Za’atar Chicken Thighs

I was first introduced to the za’atar spice blend by a Lebanese client of mine, who had me over and pulled out some za’atar bread, cheese, tea & a hookah pipe for us to share. The next day I found a middle eastern market, purchased a jar, and have been in love with the spice blend ever since!


Housewives of the Middle East traditionally made their own za’atar spice blends. It is usually made up of dried thyme, oregano, marjoram, sesame seeds & salt. There is also a red variety that is made with sumac. Other versions will include savory, cumin, coriander and fennel seeds. The ingredients will vary from region to region, family to family.

My first favorite way to eat this toasted pita bread. Whether you are using a traditional pita or a keto, or perhaps a gluten free one, you will look like a rockstar with your fancy pita bread! Simply blend some olive oil, lemon juice and za’atar into a small bowl, and brush that on to your pita before you toast it in the oven. You will become addicted, I promise!

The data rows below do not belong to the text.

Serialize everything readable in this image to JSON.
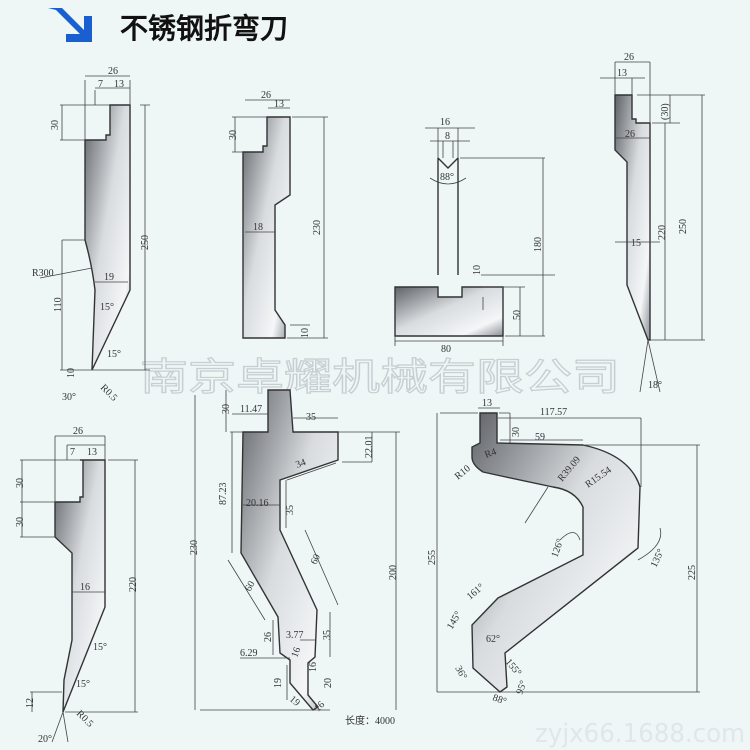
{
  "header": {
    "title": "不锈钢折弯刀",
    "icon": "arrow-down-right-icon",
    "accent": "#1a5fd0"
  },
  "watermark": {
    "company": "南京卓耀机械有限公司",
    "url": "zyjx66.1688.com"
  },
  "tool1": {
    "w": "26",
    "a": "7",
    "b": "13",
    "h30": "30",
    "h250": "250",
    "r": "R300",
    "w19": "19",
    "h110": "110",
    "ang1": "15°",
    "ang2": "15°",
    "h10": "10",
    "tip": "R0.5",
    "ang3": "30°"
  },
  "tool2": {
    "w": "26",
    "b": "13",
    "h30": "30",
    "h230": "230",
    "w18": "18",
    "h10": "10"
  },
  "tool3": {
    "w16": "16",
    "w8": "8",
    "ang": "88°",
    "h180": "180",
    "h10": "10",
    "h50": "50",
    "w80": "80"
  },
  "tool4": {
    "w": "26",
    "b": "13",
    "h30": "(30)",
    "w26": "26",
    "w15": "15",
    "h220": "220",
    "h250": "250",
    "ang": "18°"
  },
  "tool5": {
    "w": "26",
    "a": "7",
    "b": "13",
    "h30a": "30",
    "h30b": "30",
    "w16": "16",
    "h220": "220",
    "ang1": "15°",
    "ang2": "15°",
    "h12": "12",
    "tip": "R0.5",
    "ang3": "20°"
  },
  "tool6": {
    "h30": "30",
    "w1147": "11.47",
    "w35": "35",
    "h2201": "22.01",
    "l34": "34",
    "h8723": "87.23",
    "w2016": "20.16",
    "l35a": "35",
    "h230": "230",
    "l60a": "60",
    "h200": "200",
    "l60b": "60",
    "l26": "26",
    "l35b": "35",
    "w377": "3.77",
    "w629": "6.29",
    "l16a": "16",
    "l16b": "16",
    "l19a": "19",
    "l20": "20",
    "l19b": "19",
    "l16c": "16",
    "length": "长度：4000"
  },
  "tool7": {
    "w13": "13",
    "w11757": "117.57",
    "h30": "30",
    "w59": "59",
    "r4": "R4",
    "r10": "R10",
    "r3909": "R39.09",
    "r1554": "R15.54",
    "a126": "126°",
    "a135": "135°",
    "h255": "255",
    "h225": "225",
    "a161": "161°",
    "a145": "145°",
    "a62": "62°",
    "a155": "155°",
    "a36": "36°",
    "a95": "95°",
    "a88": "88°"
  }
}
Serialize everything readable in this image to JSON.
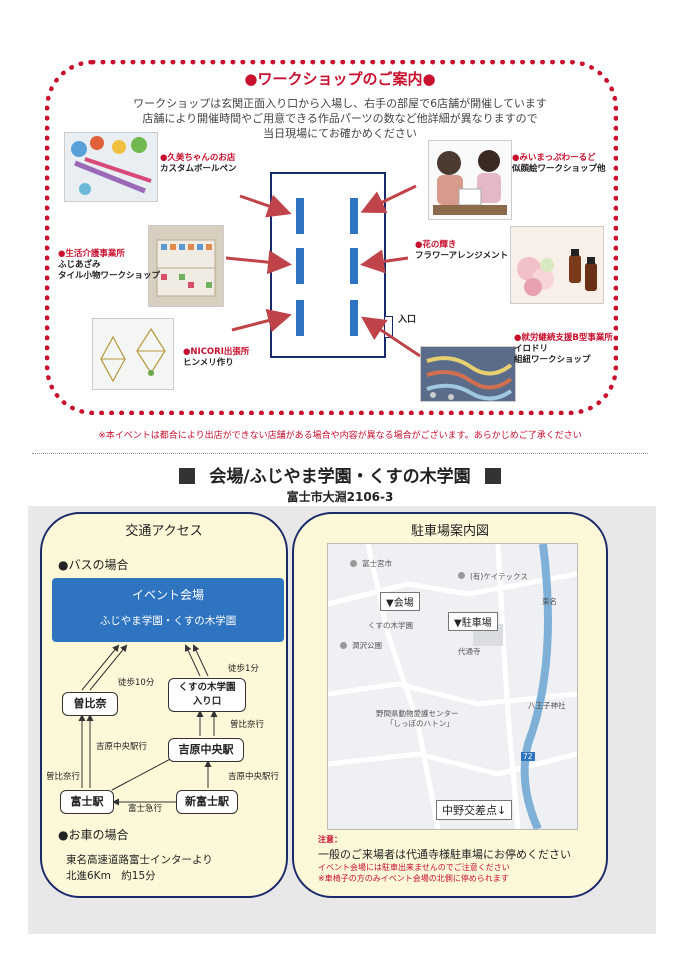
{
  "workshop": {
    "title": "●ワークショップのご案内●",
    "intro": [
      "ワークショップは玄関正面入り口から入場し、右手の部屋で6店舗が開催しています",
      "店舗により開催時間やご用意できる作品パーツの数など他詳細が異なりますので",
      "当日現場にてお確かめください"
    ],
    "shops": [
      {
        "name": "●久美ちゃんのお店",
        "desc": "カスタムボールペン"
      },
      {
        "name": "●生活介護事業所",
        "sub": "ふじあざみ",
        "desc": "タイル小物ワークショップ"
      },
      {
        "name": "●NICORI出張所",
        "desc": "ヒンメリ作り"
      },
      {
        "name": "●みいまっぷわーるど",
        "desc": "似顔絵ワークショップ他"
      },
      {
        "name": "●花の輝き",
        "desc": "フラワーアレンジメント"
      },
      {
        "name": "●就労継続支援B型事業所",
        "sub": "イロドリ",
        "desc": "組紐ワークショップ"
      }
    ],
    "entrance_label": "入口",
    "notice": "※本イベントは都合により出店ができない店舗がある場合や内容が異なる場合がございます。あらかじめご了承ください"
  },
  "venue": {
    "title": "会場/ふじやま学園・くすの木学園",
    "address": "富士市大淵2106-3"
  },
  "access": {
    "title": "交通アクセス",
    "bus_heading": "●バスの場合",
    "event_box": {
      "line1": "イベント会場",
      "line2": "ふじやま学園・くすの木学園"
    },
    "stations": {
      "sobina": "曽比奈",
      "kusunoki_line1": "くすの木学園",
      "kusunoki_line2": "入り口",
      "yoshiwara": "吉原中央駅",
      "fuji": "富士駅",
      "shinfuji": "新富士駅"
    },
    "routes": {
      "walk10": "徒歩10分",
      "walk1": "徒歩1分",
      "sobi_line_right": "曽比奈行",
      "yoshiwara_line_a": "吉原中央駅行",
      "sobi_line_left": "曽比奈行",
      "yoshiwara_line_b": "吉原中央駅行",
      "fuji_kyuko": "富士急行"
    },
    "car_heading": "●お車の場合",
    "car_lines": [
      "東名高速道路富士インターより",
      "北進6Km　約15分"
    ]
  },
  "parking": {
    "title": "駐車場案内図",
    "map": {
      "venue_box": "▼会場",
      "parking_box": "▼駐車場",
      "crossing_box": "中野交差点↓",
      "labels": [
        "富士宮市",
        "(有)ケイテックス",
        "くすの木学園",
        "潤沢公園",
        "代通寺",
        "野間県動物愛護センター",
        "「しっぽのハトン」",
        "八王子神社",
        "東名",
        "72"
      ]
    },
    "note_label": "注意：",
    "note_main": "一般のご来場者は代通寺様駐車場にお停めください",
    "note_lines": [
      "イベント会場には駐車出来ませんのでご注意ください",
      "※車椅子の方のみイベント会場の北側に停められます"
    ]
  },
  "colors": {
    "accent_red": "#c8102e",
    "blue": "#2f74c0",
    "navy": "#1b2a6b",
    "panel_bg": "#fdf8d8"
  }
}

My second favorite way to use za’atar is on oven baked chicken. It is especially great on thighs and drumsticks, as you will see in this post!


6-8 chicken bone in skin on thighs

1/2 cup extra virgin olive oil

Juice of a whole lemon (1 large or 2 small)

Salt & pepper to taste

1 tsp garlic powder

1 tsp onion powder


Drizzle a baking pan with 1/2 of your olive oil. Place your chicken things in the pan. Drizzle the rest of the olive oil on top of them. Squeeze your lemons right over the raw chicken. Add salt and pepper. Sprinkle the garlic and onion powders. Gently massage them to just work it into the skin. Sprinkle the za’atar on top.

Ready to be baked!

Add about an inch of water to the pan so that your chicken doesn’t stick. Bake at 350 F for roughly 2 hours, or until the skin is golden brown and crispy.

Nice and crispy after 2 hours.

That flavorful liquid in the pan is amazing for dipping anything from bread to veggies by the way! So good!!!!

Ready to be served! Garnish with fresh lemon.

Kali Oreksi! Or in Arabic, “shahiat tayiba”!